2.4.2 In accordance with conveyancing practice the Complainants as the current owners
      will be required to present the evidence to the Shire that the building conforms to
      Shire requirements. Once the matters ordered by this Tribunal have been carried
      out by the respective Respondents, they will have to forward the appropriate
      documents to the Complainants to take the necessary action. We emphasise that it
      would be both helpful and sensible were the First Respondent to check with the
      Shire that on presentation of the documents that will end the matter, so far as the
      Shire is concerned.


3.1    In considering these matters we have followed the numbering in Mr Stretton's
       report of 18 July 2003.

       1(a)   As movement in this wall of the dining room was not the cause of the
              crack we consider this to be a maintenance item given the age of the
1(b)   Horizontal cracks of this nature are due to the presence of the damp course
       and that damp course is referred to in the industry as a "bond breaker".
       Usually a thin layer of cement between the bricks on the exterior conceals
       the break, but nothing comes of this complaint. No proof was provided
       that it somehow impaired the structural stability of the building. The
       complaint is dismissed.

1(c)   Dining room entry door crack – no longer in issue and a maintenance item.

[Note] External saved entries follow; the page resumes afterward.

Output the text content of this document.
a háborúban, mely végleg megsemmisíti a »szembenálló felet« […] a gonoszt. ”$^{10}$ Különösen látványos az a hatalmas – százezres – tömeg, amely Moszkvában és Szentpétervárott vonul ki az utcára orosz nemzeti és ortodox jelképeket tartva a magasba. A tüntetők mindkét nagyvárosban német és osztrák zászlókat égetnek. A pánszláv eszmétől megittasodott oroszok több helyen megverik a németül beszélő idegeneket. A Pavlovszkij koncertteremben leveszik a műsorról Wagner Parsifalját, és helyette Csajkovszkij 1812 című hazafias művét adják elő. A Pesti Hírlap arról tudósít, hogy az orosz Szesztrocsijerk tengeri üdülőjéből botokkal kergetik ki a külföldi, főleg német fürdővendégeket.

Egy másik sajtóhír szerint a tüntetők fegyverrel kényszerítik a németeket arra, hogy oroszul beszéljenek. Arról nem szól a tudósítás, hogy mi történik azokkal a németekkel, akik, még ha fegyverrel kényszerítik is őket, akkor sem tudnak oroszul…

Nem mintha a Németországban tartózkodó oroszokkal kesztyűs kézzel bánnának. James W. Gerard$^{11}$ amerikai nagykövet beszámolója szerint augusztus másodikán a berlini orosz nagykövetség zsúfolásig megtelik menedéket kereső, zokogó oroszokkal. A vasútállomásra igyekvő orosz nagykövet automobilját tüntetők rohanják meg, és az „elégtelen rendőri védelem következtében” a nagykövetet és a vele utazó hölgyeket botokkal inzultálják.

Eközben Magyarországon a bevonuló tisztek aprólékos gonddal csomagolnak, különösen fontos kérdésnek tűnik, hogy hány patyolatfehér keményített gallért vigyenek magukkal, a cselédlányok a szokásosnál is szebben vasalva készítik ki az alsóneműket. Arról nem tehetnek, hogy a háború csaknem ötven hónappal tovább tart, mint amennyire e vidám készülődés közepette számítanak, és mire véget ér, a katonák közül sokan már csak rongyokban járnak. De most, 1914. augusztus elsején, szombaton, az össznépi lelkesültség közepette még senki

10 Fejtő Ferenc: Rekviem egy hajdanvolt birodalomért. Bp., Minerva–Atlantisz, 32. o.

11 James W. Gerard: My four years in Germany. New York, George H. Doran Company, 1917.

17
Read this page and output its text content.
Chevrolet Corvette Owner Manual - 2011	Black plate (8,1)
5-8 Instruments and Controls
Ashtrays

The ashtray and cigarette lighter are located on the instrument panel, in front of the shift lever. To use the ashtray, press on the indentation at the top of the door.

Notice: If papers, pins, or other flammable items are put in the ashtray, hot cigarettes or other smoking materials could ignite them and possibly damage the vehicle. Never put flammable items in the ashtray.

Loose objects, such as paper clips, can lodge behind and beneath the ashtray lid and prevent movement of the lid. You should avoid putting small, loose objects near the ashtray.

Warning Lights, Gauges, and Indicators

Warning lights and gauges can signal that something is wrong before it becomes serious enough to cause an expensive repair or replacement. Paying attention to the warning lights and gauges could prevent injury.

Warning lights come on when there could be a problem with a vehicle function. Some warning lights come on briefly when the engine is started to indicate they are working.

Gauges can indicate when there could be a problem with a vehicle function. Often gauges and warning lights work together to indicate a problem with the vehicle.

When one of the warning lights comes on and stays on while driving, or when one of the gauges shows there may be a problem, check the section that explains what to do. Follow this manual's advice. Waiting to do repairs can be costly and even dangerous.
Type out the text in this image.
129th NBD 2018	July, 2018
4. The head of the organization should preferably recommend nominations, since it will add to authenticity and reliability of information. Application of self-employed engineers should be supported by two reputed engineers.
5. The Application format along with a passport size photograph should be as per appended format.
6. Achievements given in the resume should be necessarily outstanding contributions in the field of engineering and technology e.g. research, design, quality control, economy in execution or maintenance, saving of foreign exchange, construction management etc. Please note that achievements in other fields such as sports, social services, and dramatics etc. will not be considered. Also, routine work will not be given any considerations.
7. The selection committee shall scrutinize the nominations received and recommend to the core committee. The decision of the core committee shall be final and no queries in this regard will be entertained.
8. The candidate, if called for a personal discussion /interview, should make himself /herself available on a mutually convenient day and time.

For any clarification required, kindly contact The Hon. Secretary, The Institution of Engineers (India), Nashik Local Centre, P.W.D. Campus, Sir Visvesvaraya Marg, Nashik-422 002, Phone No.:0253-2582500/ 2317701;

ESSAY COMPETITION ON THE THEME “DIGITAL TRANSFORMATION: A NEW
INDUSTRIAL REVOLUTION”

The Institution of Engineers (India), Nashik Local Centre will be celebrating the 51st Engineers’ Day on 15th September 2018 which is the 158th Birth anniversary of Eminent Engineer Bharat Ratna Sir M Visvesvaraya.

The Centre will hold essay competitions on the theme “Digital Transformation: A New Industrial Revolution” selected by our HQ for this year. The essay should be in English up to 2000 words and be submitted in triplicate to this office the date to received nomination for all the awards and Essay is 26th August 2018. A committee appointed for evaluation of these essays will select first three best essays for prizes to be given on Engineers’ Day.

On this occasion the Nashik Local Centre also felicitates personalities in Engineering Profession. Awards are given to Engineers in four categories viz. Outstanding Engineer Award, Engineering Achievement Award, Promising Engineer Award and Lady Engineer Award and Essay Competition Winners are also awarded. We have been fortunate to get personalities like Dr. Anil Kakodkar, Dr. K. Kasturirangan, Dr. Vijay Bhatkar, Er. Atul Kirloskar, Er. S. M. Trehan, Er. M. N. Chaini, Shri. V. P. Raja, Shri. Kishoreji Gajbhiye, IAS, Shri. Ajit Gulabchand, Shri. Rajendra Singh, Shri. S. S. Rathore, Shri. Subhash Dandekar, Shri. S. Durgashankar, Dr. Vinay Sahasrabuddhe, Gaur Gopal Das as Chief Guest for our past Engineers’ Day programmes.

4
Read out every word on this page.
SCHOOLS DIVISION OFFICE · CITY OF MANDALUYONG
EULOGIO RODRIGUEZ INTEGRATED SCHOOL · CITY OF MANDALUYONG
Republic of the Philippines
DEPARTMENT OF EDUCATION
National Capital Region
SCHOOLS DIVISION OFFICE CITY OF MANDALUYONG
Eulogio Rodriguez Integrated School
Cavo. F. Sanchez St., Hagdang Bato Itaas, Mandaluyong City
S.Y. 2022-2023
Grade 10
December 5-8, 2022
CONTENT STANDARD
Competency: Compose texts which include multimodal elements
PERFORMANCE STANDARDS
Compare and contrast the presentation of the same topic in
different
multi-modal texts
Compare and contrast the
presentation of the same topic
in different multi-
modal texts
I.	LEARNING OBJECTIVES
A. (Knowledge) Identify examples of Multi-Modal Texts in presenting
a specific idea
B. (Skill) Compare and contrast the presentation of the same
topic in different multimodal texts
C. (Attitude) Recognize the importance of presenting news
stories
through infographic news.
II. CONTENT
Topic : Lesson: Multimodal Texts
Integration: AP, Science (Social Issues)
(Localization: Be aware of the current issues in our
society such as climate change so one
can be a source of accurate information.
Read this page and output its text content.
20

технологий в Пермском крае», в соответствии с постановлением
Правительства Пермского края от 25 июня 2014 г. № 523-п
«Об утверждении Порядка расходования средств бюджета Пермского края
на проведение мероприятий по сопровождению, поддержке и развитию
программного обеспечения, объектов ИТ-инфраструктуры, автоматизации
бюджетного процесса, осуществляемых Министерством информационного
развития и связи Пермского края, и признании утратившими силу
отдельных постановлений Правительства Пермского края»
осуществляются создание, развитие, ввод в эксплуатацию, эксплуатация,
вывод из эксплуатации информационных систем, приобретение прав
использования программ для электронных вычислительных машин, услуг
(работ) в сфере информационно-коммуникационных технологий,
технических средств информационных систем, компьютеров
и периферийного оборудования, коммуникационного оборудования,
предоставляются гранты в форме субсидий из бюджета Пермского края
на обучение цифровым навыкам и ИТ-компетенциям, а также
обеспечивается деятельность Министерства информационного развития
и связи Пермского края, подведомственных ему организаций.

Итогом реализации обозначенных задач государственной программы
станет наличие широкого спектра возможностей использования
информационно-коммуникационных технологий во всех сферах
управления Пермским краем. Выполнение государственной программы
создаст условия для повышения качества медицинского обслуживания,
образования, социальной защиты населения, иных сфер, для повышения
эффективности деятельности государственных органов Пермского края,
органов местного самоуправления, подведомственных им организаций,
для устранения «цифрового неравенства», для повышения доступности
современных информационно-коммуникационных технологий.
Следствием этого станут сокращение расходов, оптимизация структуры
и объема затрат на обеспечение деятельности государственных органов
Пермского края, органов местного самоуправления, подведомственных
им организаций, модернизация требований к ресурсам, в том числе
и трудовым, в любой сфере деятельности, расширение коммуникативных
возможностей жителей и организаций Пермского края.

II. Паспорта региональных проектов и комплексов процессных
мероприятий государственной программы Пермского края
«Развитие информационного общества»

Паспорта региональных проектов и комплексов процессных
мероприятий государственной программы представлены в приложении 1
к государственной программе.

1(d)   Mezzanine cracks – these were minor and no evidence was given that they
       exceeded maintenance responsibility.

2(a)   Kitchen window. There are substantial cracks both on the inside and
       outside walls in relation to this matter. It is unclear as to the cause but
       would possibly be linked to settlement of the house exceeding normal
       requirements. It is clearly beyond maintenance responsibility. It would
       have been evident on purchase. However we consider that it is associated
       with queries in relation to exterior drainage and are prepared to give the
       Complainants the benefit of the doubt and order that the Builder make
       good to this complaint under Section 12A.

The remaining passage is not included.